Re: BUG #17148: About --no-strict-names option and --quiet option of pg_amcheck command

Peter Eisentraut <peter.eisentraut@enterprisedb.com>

From: Peter Eisentraut <peter.eisentraut@enterprisedb.com>
To: Euler Taveira <euler@eulerto.com>, Daniel Gustafsson <daniel@yesql.se>
Cc: chenjq.jy@fujitsu.com, pgsql-bugs@lists.postgresql.org, Julien Rouhaud <rjuju123@gmail.com>
Date: 2021-08-18T11:44:00Z
Lists: pgsql-bugs
On 17.08.21 19:00, Euler Taveira wrote:
>> Well, problem is that it’s plain not true.  If you pass --quiet 
>> --verbose you
>> will get a lot of output, albeit less than if not using --quiet.  
>> Consistency
>> with other tools is obviously good, but only when it’s correct IMO.
> Indeed, it is not a good design. It should be one option --verbose that
> increases the verbosity according to a number or an enum value. --verbose=0
> means "quiet". However, that ship has sailed.

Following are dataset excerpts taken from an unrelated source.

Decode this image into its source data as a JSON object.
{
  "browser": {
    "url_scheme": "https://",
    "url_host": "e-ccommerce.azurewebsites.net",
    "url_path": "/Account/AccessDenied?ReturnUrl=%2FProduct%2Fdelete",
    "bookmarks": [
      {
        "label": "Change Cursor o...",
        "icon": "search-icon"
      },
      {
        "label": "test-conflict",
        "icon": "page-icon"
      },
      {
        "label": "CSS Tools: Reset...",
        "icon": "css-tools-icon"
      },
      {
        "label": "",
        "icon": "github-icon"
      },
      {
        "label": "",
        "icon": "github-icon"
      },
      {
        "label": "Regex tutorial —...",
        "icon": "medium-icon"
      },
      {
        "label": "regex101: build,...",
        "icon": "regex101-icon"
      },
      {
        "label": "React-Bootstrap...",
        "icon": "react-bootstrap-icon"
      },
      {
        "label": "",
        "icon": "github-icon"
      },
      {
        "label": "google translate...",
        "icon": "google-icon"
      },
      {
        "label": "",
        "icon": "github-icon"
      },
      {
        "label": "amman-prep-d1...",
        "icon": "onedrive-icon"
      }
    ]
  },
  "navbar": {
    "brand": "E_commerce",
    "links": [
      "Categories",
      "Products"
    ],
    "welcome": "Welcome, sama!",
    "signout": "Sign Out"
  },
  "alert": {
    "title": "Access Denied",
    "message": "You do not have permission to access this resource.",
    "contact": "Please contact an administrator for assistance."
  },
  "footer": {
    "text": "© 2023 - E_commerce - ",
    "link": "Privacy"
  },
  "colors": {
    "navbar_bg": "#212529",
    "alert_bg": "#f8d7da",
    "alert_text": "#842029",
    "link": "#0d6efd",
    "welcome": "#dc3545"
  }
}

I was confused by this the other day as well.  Having all of

   -q, --quiet                     don't write any messages
   -P, --progress                  show progress information
   -v, --verbose                   write a lot of output

is surely a lot.

If you look at what --quiet does, it

1) disables logging warnings if there are no matches for object patterns 
and --no-strict-names is given, and

2) sets PQsetErrorVerbosity(free_slot->connection, PQERRORS_TERSE).

I think this both of these things could be deleted and we could get rid 
of the --quiet option, to simplify all this.  Neither of these behaviors 
is in common with any other PostgreSQL tool.